Summary: This qualitative study used Sizer & Sizer’s (1999) school- and classroom-based lenses for observation to examine preservice teachers’ online discussions and understand how they framed and reframed their observations in their field experiences. The study found that the preservice teachers used all six lenses written as gerunds in their posts. The gerunds included modeling, grappling, bluffing, sorting, shoving, and fearing. The most common lenses were grappling and modeling. The researchers also found that the technologies supported their instruction as teacher educators and allowed them to use the students’ reflections to guide their class discussions.
Key Words: preservice teachers, reflection, supervision in teacher education
Conceptual Framework: Sizer & Sizer (1999) school- and classroom-based lenses known as modeling, grappling, bluffing, sorting, shoving, and fearing
Research Questions:
- How do the preservice teachers frame and reframe classroom events?
- What implications do prospective teachers’ framing and reframing of classroom events have for teacher education?
Methods:
Qualitative
Online discussions
Participants:
33 preservice teachers’ online discussions
Findings:
- PSTs uses all six lenses in their posts.
- Modeling for PSTs meant sharing examples of what their cooperating teachers had done or strategies the cooperating teachers had used.

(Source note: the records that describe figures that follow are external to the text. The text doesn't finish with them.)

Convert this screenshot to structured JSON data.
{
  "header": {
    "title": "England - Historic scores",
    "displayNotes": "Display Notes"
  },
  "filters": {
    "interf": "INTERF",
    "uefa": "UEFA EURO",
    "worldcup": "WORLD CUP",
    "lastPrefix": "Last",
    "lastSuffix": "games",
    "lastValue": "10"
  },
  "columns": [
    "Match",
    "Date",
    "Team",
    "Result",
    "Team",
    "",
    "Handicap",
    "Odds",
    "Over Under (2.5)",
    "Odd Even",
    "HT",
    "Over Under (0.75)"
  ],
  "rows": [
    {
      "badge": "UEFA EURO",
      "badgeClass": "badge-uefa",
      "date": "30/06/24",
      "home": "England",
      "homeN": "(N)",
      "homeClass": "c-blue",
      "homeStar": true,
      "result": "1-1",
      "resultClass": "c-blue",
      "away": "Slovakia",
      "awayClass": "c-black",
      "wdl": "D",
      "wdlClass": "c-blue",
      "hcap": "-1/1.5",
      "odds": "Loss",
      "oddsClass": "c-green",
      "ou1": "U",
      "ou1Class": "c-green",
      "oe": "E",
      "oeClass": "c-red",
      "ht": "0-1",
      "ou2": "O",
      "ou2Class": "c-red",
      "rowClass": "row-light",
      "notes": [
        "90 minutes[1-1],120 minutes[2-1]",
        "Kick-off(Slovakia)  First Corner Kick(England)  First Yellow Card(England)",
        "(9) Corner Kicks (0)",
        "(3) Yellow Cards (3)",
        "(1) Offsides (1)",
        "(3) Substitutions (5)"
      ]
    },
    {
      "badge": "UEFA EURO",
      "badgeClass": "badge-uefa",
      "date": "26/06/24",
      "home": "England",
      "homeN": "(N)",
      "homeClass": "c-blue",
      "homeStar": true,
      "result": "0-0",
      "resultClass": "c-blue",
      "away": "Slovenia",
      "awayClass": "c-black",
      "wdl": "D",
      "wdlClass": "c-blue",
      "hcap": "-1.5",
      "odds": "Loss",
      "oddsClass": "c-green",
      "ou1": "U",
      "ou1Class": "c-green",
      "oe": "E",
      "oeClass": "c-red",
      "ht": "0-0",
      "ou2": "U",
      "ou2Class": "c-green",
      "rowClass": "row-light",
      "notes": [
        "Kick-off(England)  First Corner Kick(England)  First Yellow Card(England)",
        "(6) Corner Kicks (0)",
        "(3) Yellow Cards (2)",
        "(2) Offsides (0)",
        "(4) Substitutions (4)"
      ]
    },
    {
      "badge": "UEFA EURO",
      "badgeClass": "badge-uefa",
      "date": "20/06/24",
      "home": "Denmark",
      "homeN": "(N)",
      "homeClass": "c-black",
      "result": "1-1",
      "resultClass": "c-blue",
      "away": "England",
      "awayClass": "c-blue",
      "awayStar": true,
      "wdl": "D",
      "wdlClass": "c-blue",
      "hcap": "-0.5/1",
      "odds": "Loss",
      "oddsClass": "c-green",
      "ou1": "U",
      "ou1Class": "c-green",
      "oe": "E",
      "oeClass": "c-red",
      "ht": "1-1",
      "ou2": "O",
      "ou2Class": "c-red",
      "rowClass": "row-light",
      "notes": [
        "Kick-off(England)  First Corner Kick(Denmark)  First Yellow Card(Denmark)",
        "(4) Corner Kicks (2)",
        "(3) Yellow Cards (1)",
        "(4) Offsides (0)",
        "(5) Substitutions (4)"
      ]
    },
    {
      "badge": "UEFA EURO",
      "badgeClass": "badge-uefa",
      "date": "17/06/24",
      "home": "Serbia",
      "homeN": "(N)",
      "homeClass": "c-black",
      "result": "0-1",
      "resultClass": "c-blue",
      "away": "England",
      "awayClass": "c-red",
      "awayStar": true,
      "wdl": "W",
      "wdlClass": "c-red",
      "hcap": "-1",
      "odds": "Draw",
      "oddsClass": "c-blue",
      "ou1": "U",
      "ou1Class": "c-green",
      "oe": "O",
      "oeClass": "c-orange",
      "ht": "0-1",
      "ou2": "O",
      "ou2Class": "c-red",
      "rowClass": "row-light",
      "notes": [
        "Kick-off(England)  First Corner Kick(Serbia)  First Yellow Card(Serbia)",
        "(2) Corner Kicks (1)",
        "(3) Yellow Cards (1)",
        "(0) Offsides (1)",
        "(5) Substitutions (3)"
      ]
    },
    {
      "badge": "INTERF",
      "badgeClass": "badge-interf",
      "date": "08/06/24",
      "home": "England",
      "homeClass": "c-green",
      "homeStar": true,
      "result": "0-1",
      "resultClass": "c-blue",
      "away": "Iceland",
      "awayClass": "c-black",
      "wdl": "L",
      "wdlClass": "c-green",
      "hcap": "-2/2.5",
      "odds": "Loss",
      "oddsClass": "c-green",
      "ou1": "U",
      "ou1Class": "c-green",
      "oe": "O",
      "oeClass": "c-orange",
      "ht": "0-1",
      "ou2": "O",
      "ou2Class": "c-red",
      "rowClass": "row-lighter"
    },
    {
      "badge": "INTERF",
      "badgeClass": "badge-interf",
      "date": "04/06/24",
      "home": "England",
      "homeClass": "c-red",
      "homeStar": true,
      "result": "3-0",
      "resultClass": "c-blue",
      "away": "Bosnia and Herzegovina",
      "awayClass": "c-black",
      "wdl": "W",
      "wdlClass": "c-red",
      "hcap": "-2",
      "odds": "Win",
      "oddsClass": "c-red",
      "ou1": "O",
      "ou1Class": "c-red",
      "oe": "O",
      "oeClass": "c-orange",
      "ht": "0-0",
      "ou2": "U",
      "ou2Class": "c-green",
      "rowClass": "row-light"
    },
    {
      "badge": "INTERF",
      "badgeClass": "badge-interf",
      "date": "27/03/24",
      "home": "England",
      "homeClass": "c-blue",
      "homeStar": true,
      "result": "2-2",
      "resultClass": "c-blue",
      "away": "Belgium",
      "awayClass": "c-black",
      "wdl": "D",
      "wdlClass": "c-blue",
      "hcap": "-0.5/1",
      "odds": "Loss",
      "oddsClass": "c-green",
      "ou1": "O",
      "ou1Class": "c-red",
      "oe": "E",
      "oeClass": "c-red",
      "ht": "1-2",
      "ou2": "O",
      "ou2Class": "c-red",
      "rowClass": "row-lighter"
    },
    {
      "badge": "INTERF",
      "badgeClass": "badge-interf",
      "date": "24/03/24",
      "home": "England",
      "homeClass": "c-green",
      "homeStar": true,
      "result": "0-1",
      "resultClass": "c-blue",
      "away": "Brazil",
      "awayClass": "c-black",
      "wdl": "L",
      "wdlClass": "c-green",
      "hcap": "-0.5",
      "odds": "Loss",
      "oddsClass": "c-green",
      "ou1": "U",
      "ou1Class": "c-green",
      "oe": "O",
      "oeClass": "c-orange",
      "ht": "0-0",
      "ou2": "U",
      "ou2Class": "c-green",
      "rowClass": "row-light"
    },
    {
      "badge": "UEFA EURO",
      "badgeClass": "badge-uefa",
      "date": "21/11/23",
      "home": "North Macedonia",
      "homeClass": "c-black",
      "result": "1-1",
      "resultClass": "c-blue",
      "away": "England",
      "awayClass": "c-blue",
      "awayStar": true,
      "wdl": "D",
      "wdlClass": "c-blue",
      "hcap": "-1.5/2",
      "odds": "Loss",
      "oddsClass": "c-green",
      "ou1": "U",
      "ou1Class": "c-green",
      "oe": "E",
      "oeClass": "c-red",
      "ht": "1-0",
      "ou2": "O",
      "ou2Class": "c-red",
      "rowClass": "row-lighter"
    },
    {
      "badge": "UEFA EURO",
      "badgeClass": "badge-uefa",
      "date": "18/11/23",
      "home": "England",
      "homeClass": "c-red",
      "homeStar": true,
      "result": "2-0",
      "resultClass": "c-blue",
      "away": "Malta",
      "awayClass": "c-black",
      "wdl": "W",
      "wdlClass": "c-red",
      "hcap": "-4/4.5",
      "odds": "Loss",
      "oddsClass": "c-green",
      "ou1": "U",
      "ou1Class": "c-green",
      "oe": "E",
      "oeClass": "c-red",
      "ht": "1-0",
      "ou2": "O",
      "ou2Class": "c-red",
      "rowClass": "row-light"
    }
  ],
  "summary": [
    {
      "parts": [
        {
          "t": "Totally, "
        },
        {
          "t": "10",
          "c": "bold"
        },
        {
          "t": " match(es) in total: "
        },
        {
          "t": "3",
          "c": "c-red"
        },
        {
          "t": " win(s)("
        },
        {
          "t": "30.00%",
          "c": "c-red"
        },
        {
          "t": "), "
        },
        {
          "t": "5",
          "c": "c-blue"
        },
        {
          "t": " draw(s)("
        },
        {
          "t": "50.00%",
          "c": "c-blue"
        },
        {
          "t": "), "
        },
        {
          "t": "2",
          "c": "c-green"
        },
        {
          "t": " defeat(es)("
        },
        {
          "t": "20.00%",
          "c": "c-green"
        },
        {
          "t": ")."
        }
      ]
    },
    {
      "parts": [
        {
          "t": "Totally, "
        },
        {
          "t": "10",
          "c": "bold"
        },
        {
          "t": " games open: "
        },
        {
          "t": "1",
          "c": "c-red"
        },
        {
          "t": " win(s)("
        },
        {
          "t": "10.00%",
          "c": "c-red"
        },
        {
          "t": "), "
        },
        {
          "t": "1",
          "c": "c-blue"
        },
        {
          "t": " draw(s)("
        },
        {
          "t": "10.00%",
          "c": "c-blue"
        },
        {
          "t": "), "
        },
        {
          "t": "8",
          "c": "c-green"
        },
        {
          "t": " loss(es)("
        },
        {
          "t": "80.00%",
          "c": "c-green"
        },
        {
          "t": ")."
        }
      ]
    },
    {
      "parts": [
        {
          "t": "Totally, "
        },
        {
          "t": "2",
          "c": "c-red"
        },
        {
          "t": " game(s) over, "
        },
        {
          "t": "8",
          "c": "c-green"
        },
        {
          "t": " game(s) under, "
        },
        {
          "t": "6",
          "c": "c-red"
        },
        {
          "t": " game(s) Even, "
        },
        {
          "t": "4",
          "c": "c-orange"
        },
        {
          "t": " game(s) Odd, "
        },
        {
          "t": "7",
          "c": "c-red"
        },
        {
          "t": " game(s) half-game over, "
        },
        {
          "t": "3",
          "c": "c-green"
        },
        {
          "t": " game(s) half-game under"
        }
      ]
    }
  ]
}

- Grappling occurred when PSTs questioned the cooperating teacher’s actions.
- Bluffing was when PSTs shared or criticized cooperating teachers’ practices and judged those practices as acting disingenuously.
- Fearing statements focused on the PSTs worries of engaging in the act of teaching.
- Grappling and modeling were the most common kinds of responses.
- PSTs comments often included more than one lens and were conflicting.
- “Tools, like the wiki offer us [teacher educators] a complementary teaching source for our courses. While we have asked students to write reflections based on field experiences, in the past we usually required the writing to be turned in at the end of the course as a summative assignment” (p. 271).